Extrem durchgeschüttelt
Snowboarderin Silvia Mittermüller ist eines der ersten Opfer der Spitzensportreform – Kein Platz mehr im Nationalkader
MÜNCHEN (dpa/sz) - Silvia Mittermüller ist seit eineinhalb Jahrzehnten Deutschlands beste FreestyleSnowboarderin – doch künftig hat sie keinen Platz mehr im Nationalkader. Im Aufgebot für die kommende WMSaison taucht die 34-Jährige aus Unterhaching nicht auf, der Verband hat sie wegen ihres Alters und des fernen Ausblickes auf die nächsten zwei Winterspiele gestrichen. „Mir wird gerade der Boden unter den Füßen weggezogen“, sagte Mittermüller am Mittwoch und warf dem Verband mangelndes Feingefühl vor. „Ich fühle mich so wenig wertgeschätzt. Das ist eine ätzende Situation.“Silvia Mittermüller ist eine der Verliererinnen der neuen deutschen Spitzensportreform.

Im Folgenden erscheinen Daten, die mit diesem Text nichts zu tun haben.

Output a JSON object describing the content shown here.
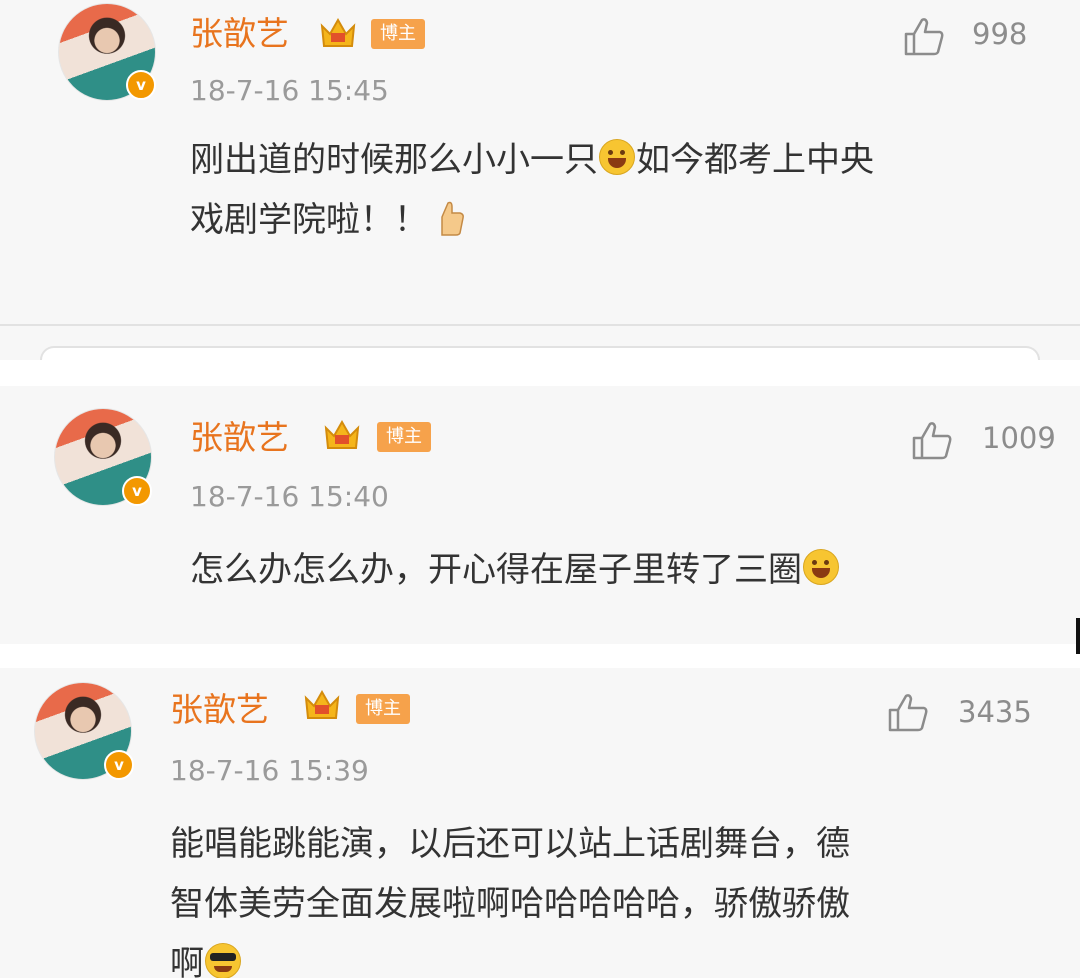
{
  "comments": [
    {
      "username": "张歆艺",
      "badge": "博主",
      "verified_mark": "v",
      "timestamp": "18-7-16 15:45",
      "likes": "998",
      "text_parts": [
        "刚出道的时候那么小小一只",
        "如今都考上中央",
        "戏剧学院啦！！"
      ],
      "emojis": [
        "laugh-cry-emoji",
        "thumbs-up-emoji"
      ]
    },
    {
      "username": "张歆艺",
      "badge": "博主",
      "verified_mark": "v",
      "timestamp": "18-7-16 15:40",
      "likes": "1009",
      "text_parts": [
        "怎么办怎么办，开心得在屋子里转了三圈"
      ],
      "emojis": [
        "grin-emoji"
      ]
    },
    {
      "username": "张歆艺",
      "badge": "博主",
      "verified_mark": "v",
      "timestamp": "18-7-16 15:39",
      "likes": "3435",
      "text_parts": [
        "能唱能跳能演，以后还可以站上话剧舞台，德",
        "智体美劳全面发展啦啊哈哈哈哈哈，骄傲骄傲",
        "啊"
      ],
      "emojis": [
        "sunglasses-emoji"
      ]
    }
  ],
  "colors": {
    "username": "#e8741e",
    "badge_bg": "#f6a24b",
    "verified": "#f39800",
    "panel_bg": "#f7f7f7",
    "timestamp": "#9a9a9a",
    "comment_text": "#333333"
  },
  "icons": {
    "like": "thumbs-up-outline-icon",
    "crown": "crown-icon",
    "verified": "verified-v-icon"
  }
}
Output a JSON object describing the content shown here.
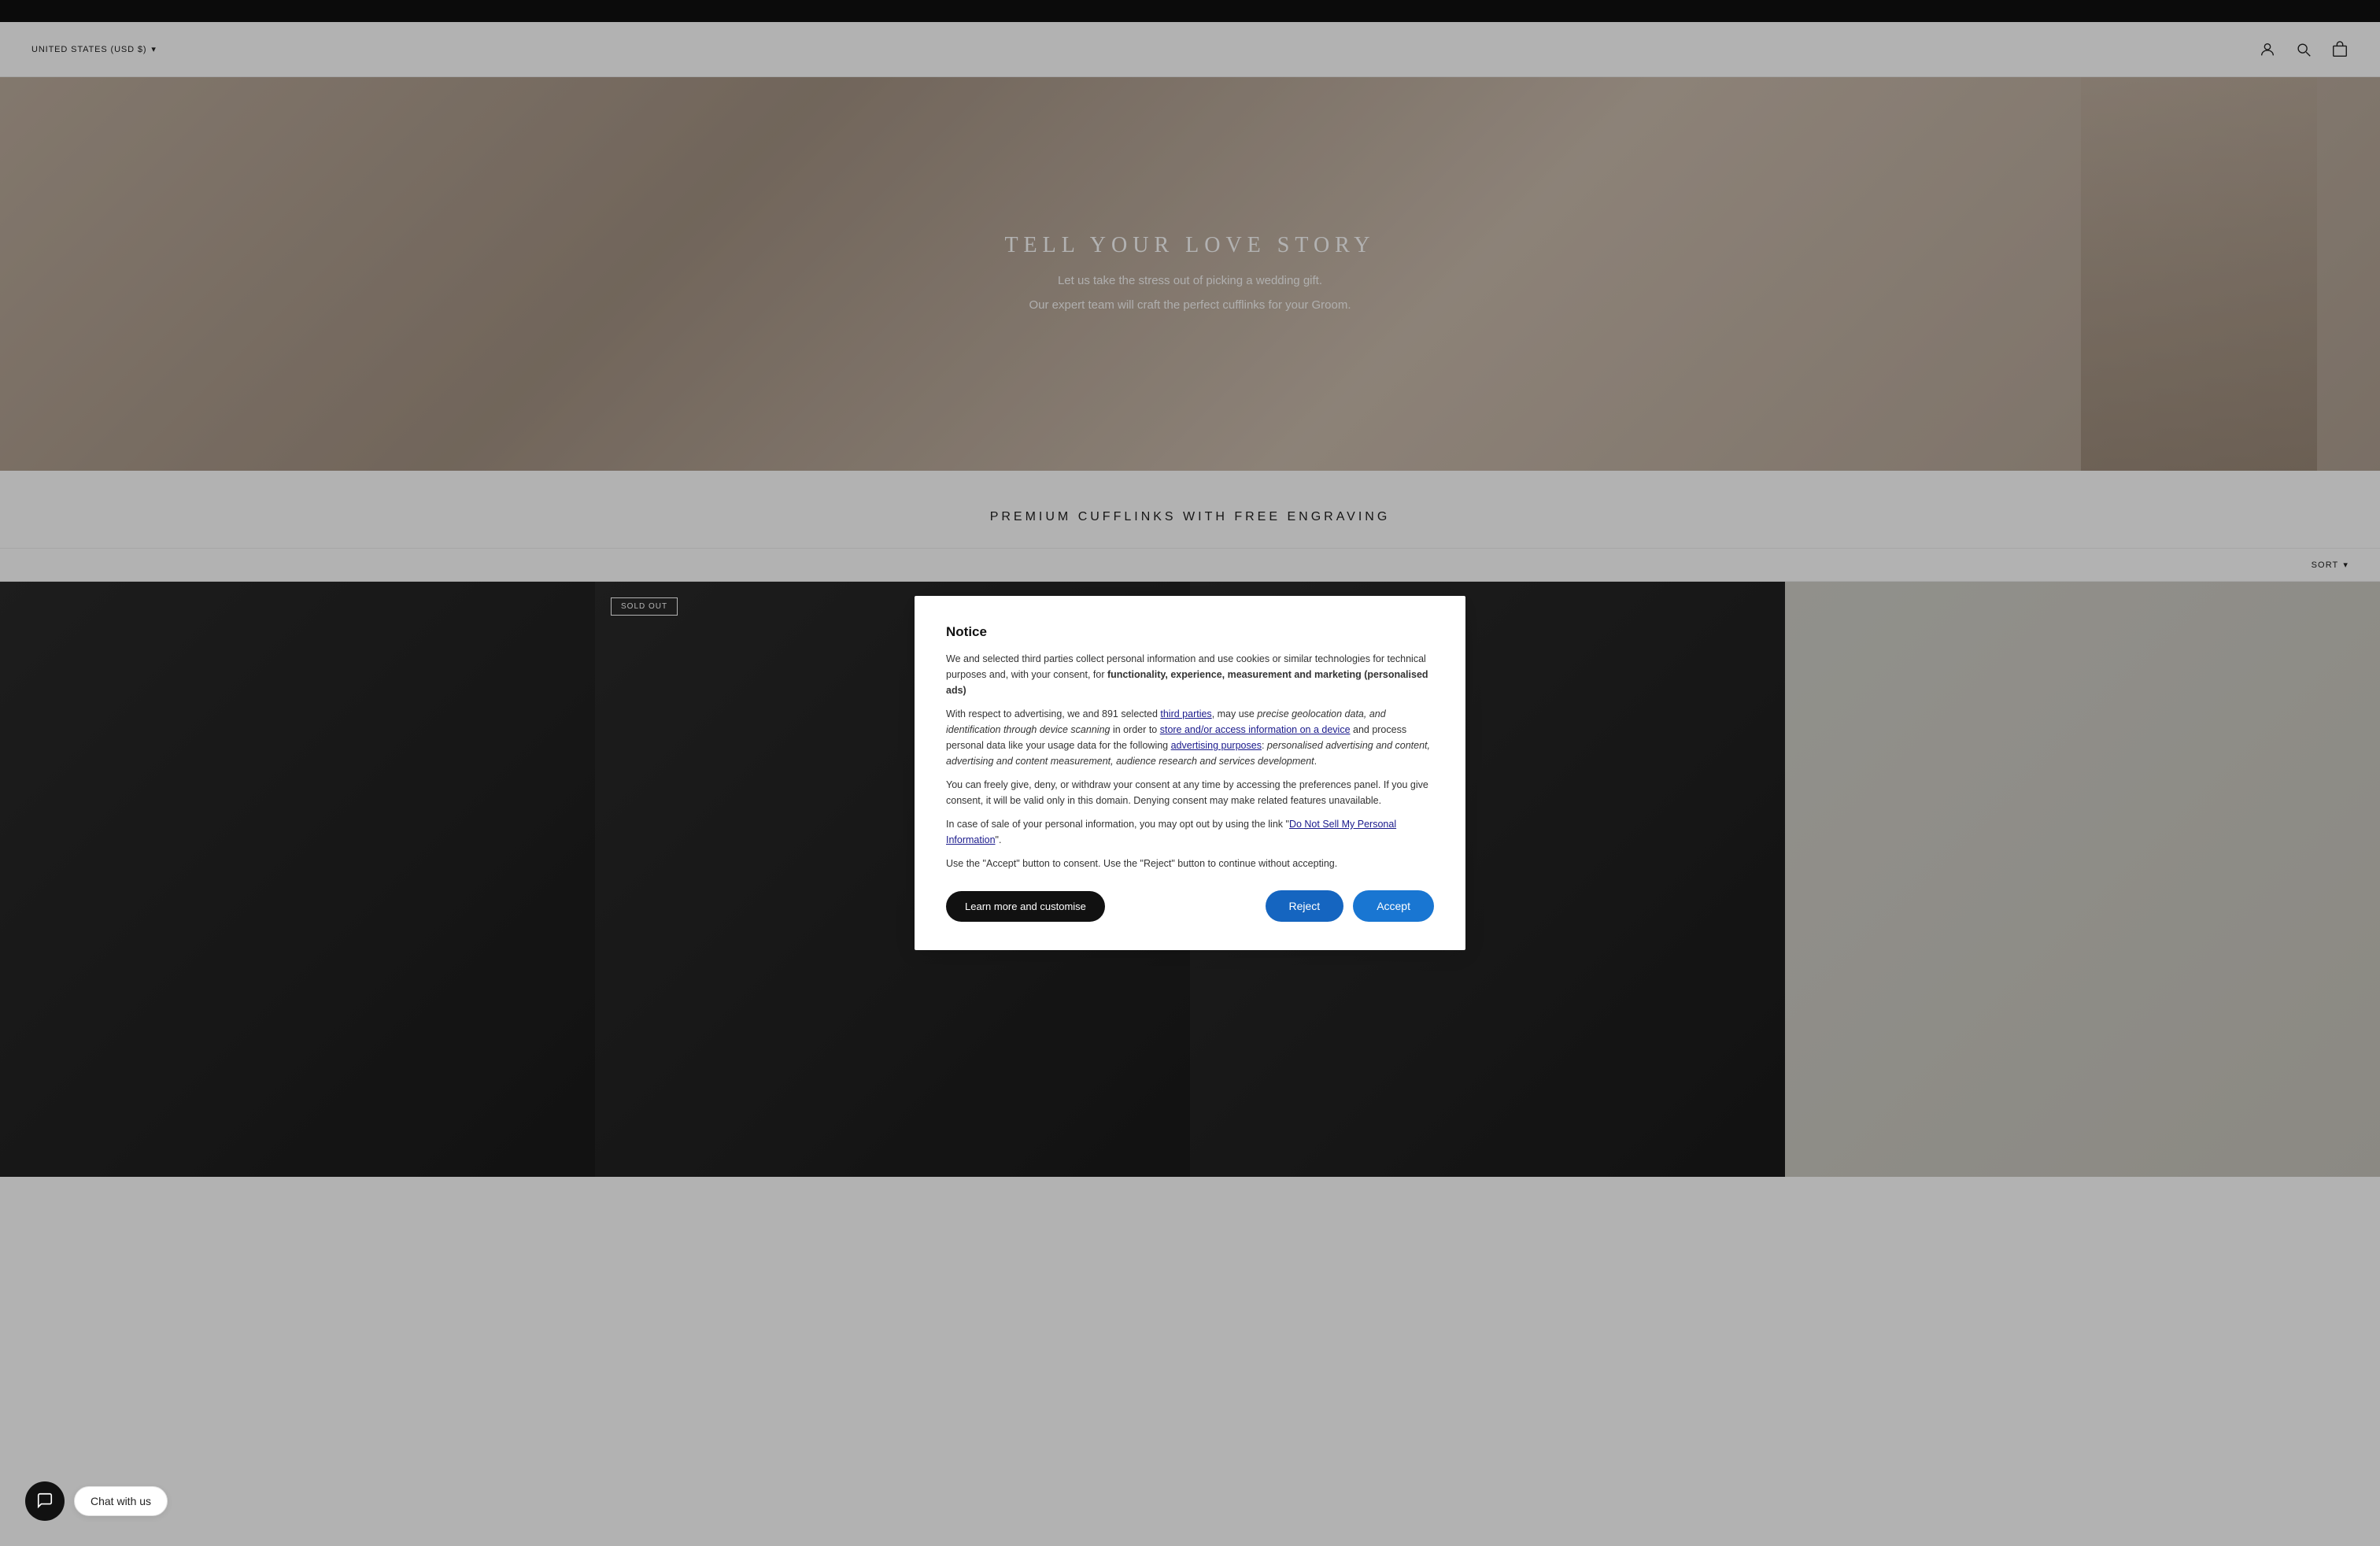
{
  "topBar": {
    "visible": true
  },
  "header": {
    "regionLabel": "UNITED STATES (USD $)",
    "dropdownIcon": "▾",
    "icons": {
      "user": "user-icon",
      "search": "search-icon",
      "cart": "cart-icon"
    }
  },
  "hero": {
    "title": "TELL YOUR LOVE STORY",
    "subtitle": "Let us take the stress out of picking a wedding gift.",
    "description": "Our expert team will craft the perfect cufflinks for your Groom."
  },
  "sectionTitle": "PREMIUM CUFFLINKS WITH FREE ENGRAVING",
  "sortBar": {
    "label": "SORT",
    "icon": "chevron-down-icon"
  },
  "products": [
    {
      "id": 1,
      "soldOut": false,
      "colorClass": "dark"
    },
    {
      "id": 2,
      "soldOut": true,
      "colorClass": "dark",
      "badge": "SOLD OUT"
    },
    {
      "id": 3,
      "soldOut": false,
      "colorClass": "dark"
    },
    {
      "id": 4,
      "soldOut": false,
      "colorClass": "light"
    }
  ],
  "cookieNotice": {
    "title": "Notice",
    "body": {
      "line1": "We and selected third parties collect personal information and use cookies or similar technologies for technical purposes and, with your consent, for",
      "line1Bold": "functionality, experience, measurement and marketing (personalised ads)",
      "line2Start": "With respect to advertising, we and 891 selected ",
      "line2Link": "third parties",
      "line2Mid": ", may use ",
      "line2Italic": "precise geolocation data, and identification through device scanning",
      "line2End": " in order to ",
      "line2Link2": "store and/or access information on a device",
      "line2End2": " and process personal data like your usage data for the following ",
      "line2Link3": "advertising purposes",
      "line2End3": ": ",
      "line2Italic2": "personalised advertising and content, advertising and content measurement, audience research and services development",
      "line2End4": ".",
      "line3": "You can freely give, deny, or withdraw your consent at any time by accessing the preferences panel. If you give consent, it will be valid only in this domain. Denying consent may make related features unavailable.",
      "line4Start": "In case of sale of your personal information, you may opt out by using the link \"",
      "line4Link": "Do Not Sell My Personal Information",
      "line4End": "\".",
      "line5": "Use the \"Accept\" button to consent. Use the \"Reject\" button to continue without accepting."
    },
    "buttons": {
      "learnMore": "Learn more and customise",
      "reject": "Reject",
      "accept": "Accept"
    }
  },
  "chatWidget": {
    "label": "Chat with us",
    "icon": "chat-icon"
  }
}
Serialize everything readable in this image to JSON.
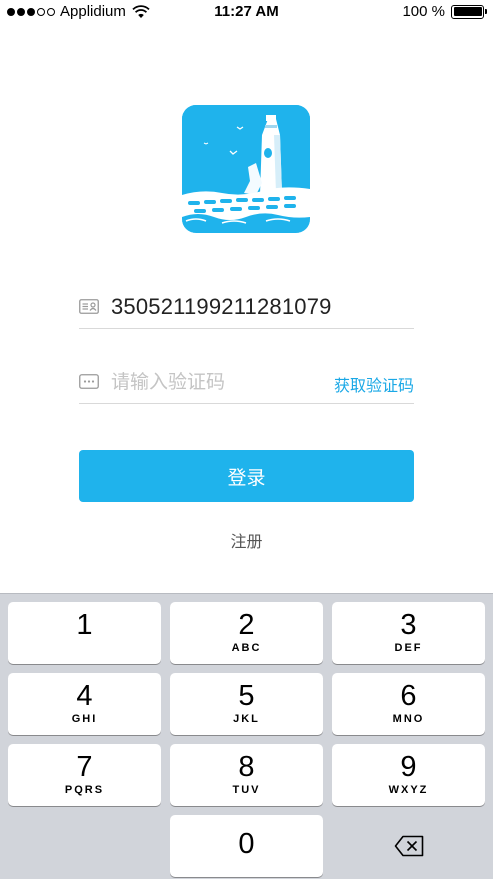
{
  "status_bar": {
    "carrier": "Applidium",
    "time": "11:27 AM",
    "battery": "100 %"
  },
  "login": {
    "id_number": "350521199211281079",
    "code_placeholder": "请输入验证码",
    "get_code_label": "获取验证码",
    "login_label": "登录",
    "register_label": "注册"
  },
  "keypad": {
    "keys": [
      {
        "num": "1",
        "letters": ""
      },
      {
        "num": "2",
        "letters": "ABC"
      },
      {
        "num": "3",
        "letters": "DEF"
      },
      {
        "num": "4",
        "letters": "GHI"
      },
      {
        "num": "5",
        "letters": "JKL"
      },
      {
        "num": "6",
        "letters": "MNO"
      },
      {
        "num": "7",
        "letters": "PQRS"
      },
      {
        "num": "8",
        "letters": "TUV"
      },
      {
        "num": "9",
        "letters": "WXYZ"
      },
      {
        "num": "0",
        "letters": ""
      }
    ]
  },
  "colors": {
    "accent": "#1fb3ec",
    "link": "#1aa8e6",
    "keypad_bg": "#d1d4da"
  }
}
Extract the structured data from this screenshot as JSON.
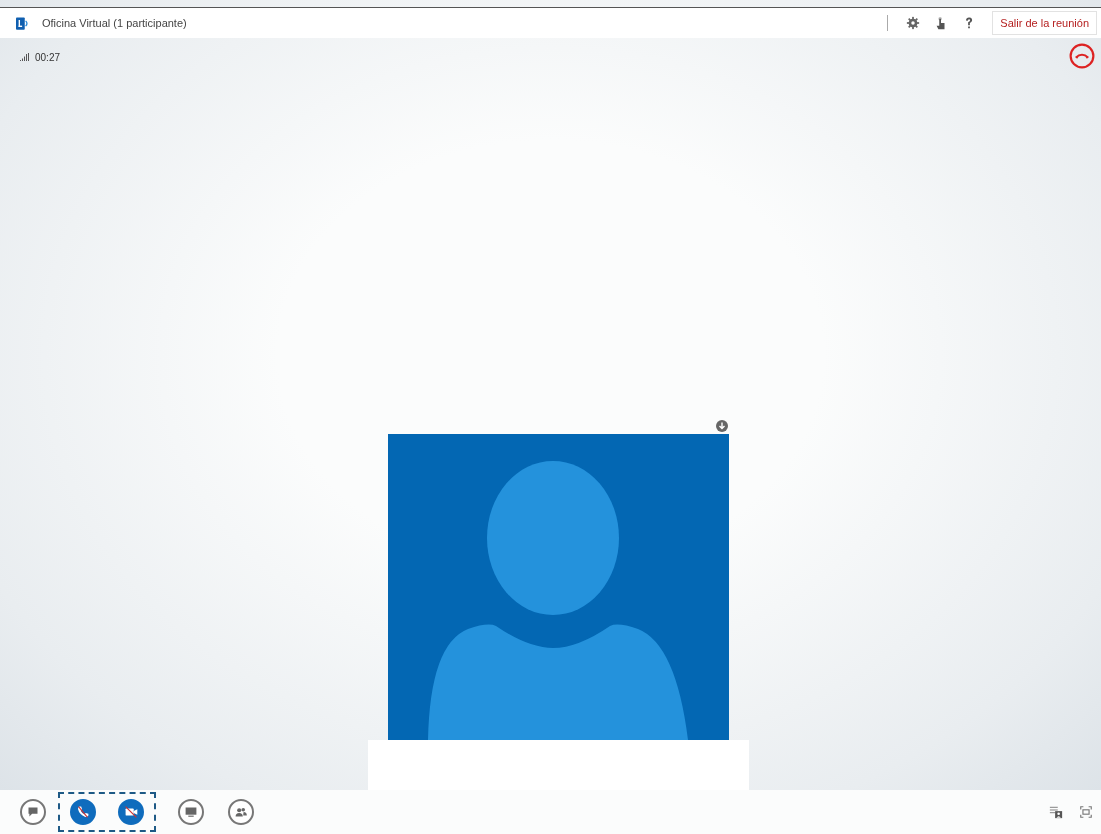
{
  "window": {
    "title": "Oficina Virtual (1 participante)"
  },
  "header": {
    "leave_button": "Salir de la reunión"
  },
  "call": {
    "duration": "00:27"
  },
  "toolbar": [
    {
      "kind": "chat",
      "active": false
    },
    {
      "kind": "audio",
      "active": true
    },
    {
      "kind": "video",
      "active": true
    },
    {
      "kind": "present",
      "active": false
    },
    {
      "kind": "people",
      "active": false
    }
  ]
}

Der erfahrenen Athletin geht es nicht gut, an der Entscheidung von Snowboard Germany hat sie heftig zu knabbern. „Die Nachricht hat mich extrem durchgeschüttelt. Seitdem fühlt es sich so an, als sei das Knie schlechter geworden“, berichtete sie. In Pyeongchang hatte sie sich – als erste deutsche Slopestyle-Starterin der Olympiahistorie – den Meniskus im Probelauf schwer verletzt. Ihren Olympiatraum wollte Silvia Mittermüller aber nicht vollends platzen sehen: Sie fuhr den Parcours trotz Verletzung hinunter, ließ aber wegen der Schmerzen im Knie alle Hindernisse aus. Die Folge: Sie erhielt genau 1,0 Punkte – die „wohl niedrigste Wertung aller Zeiten“. Aber: Sie war Olympionikin, wurde im Klassement auf Rang 26 geführt. Aktuell befindet sich Silvia Mittermüller in der Reha.
Wie es mit ihrer Genesung weitergeht, das ist nach dem Rauswurf ungewiss. Nur Kaderathleten haben automatisch Anspruch auf Training und medizinische Behandlungen an den Olympiastützpunkten. Da will ihr der Verband noch entgegenkommen. „Wir schauen, dass sie im Olympiastützpunkt medizinisch und physiotherapeutisch betreut wird, bis sie wieder ganz gesund ist“, sagte Sportdirektor Andreas Scheid. Mehr sei aber nicht mehr drin. Wie Mittermüller sagte, verliert sie Ende September ihren Platz in der Sportgruppe der Bundeswehr, auch die zusätzliche finanzielle Unterstützung der Deutschen Sporthilfe laufe nun aus. „Ich fühle mich krass verloren, wie ein Astronaut, der im Weltraum herumfliegt und nicht weiß, was los ist.“
Dabei hat Silvia Mittermüller den Großteil ihrer Erfolge in Eigenregie und quasi ohne Unterstützung des kleinen deutschen Verbandes eingefahren. In den vergangenen 16 Jahren war sie die einzige Deutsche, die einstellige Weltcupränge in Slopestyle, Big Air und Halfpipe einfahren konnte. Im März 2016 gelang ihr der bislang einzige deutsche Sieg im Slopestyle. Erst im Vorfeld von Olympia 2018 wurde die Betreuung intensiver, plötzlich waren Trainer da, Kosten etwa für Flüge wurden übernommen.
Ob Silvia Mittermüller sich für eine womöglich letzte Saison noch einmal aufraffen mag? Ungewiss. „Bis zum Winter müsste das Knie wieder fit sein“, hoffte sie. Andreas Scheid meinte, dass Mittermüller weiterhin Weltcups bestreiten und sich so auch für die WM im Februar 2019 in Park City in den USA qualifizieren kann – nur eben auf eigene Kosten.
Die Vergangenheit zählt nicht
„Die Entscheidung ist uns nicht leicht gefallen“, beteuerte der neue Sportdirektor zum Aus seiner Sportlerin. Die Vergangenheit aber zählt nach der Leistungssportreform nicht mehr – alles wird auf die künftigen Winterspiele ausgerichtet. Weil im Zuge der Reform Kaderstellen über alle Sportarten hinweg reduziert wurden, ist für Silvia Mittermüller kein Platz mehr. Auch ihrer Bitte, mit einer letzten Saison die Karriere abschließen zu können, kam Andreas Scheid nicht nach.